First I have to confirm that unfortunately English language journalism referring to middle eastern Jews DO need to preface their pieces with an introduction to the sizable Jewish population from the middle east. In America even educated people can only imagine "Jews" as the "white" people we see on Seinfeld and walking around in New York City. This is reinforced by (or perhaps reinforces) a post-colonial perspective of the Israeli-Palestinian conflict that is ubiquitous throughout the Left.

Secondly, I just want to say that it was only after conversations with you and Amos, as well as a little bit of dabbling in academic history myself that I ever considered identity (national, ethnic, racial, linguistic) as a construct.
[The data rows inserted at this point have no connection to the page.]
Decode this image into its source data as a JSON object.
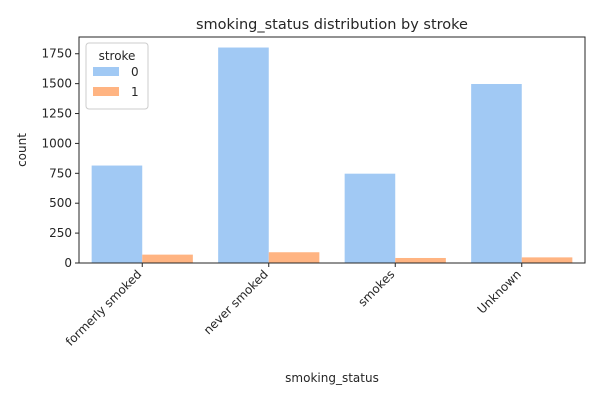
{
  "chart_data": {
    "type": "bar",
    "title": "smoking_status distribution by stroke",
    "xlabel": "smoking_status",
    "ylabel": "count",
    "categories": [
      "formerly smoked",
      "never smoked",
      "smokes",
      "Unknown"
    ],
    "series": [
      {
        "name": "0",
        "values": [
          815,
          1802,
          747,
          1497
        ],
        "color": "#a1c9f4"
      },
      {
        "name": "1",
        "values": [
          70,
          90,
          42,
          47
        ],
        "color": "#ffb482"
      }
    ],
    "ylim": [
      0,
      1890
    ],
    "yticks": [
      0,
      250,
      500,
      750,
      1000,
      1250,
      1500,
      1750
    ],
    "legend": {
      "title": "stroke",
      "placement": "top-left"
    },
    "grid": false
  }
}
Yeah, obviously we're all human blah blah MLK Stevie Wonder Jesus Christ etc... but still identity is still something that has to come from somewhere and anyone who is really interested in learning about current events should not be afraid to delve into the history and evolution of an identity, especially when people are discriminating, dying and killing in the name of it.

Does that make any sense?

Basically,

Big up yourself John!
Big up yourself Academic History!

J. said...

Well, all I have to say is big up Derek for being one well-rounded, socially active, intellectual engineer!

Amos said...

American Jews themselves contribute to the perception of Jews as monolithically of European descent. For all the orientalist interest in "sefardic" Jews (a category in which they lump together people from Morrocco to Bukhara, many American Jews today probably share the impressions cited by Derek. I recently took part in a trip with a group of 19-21-year-old Jewish American undergraduates to Jerusalem and other parts of Israel. All around them were Jews from the 4 corners of the earth - i.e., from Poland to Ethiopia, from Italy to Yemen - and of every appearance imaginable. It was bizarre to hear one of the students on the trip say another student "does not look Jewish."

BTW, I think Seinfeld is half-Halabi (Jews from Aleppo, Syria), and half-Hungarian-Jewish.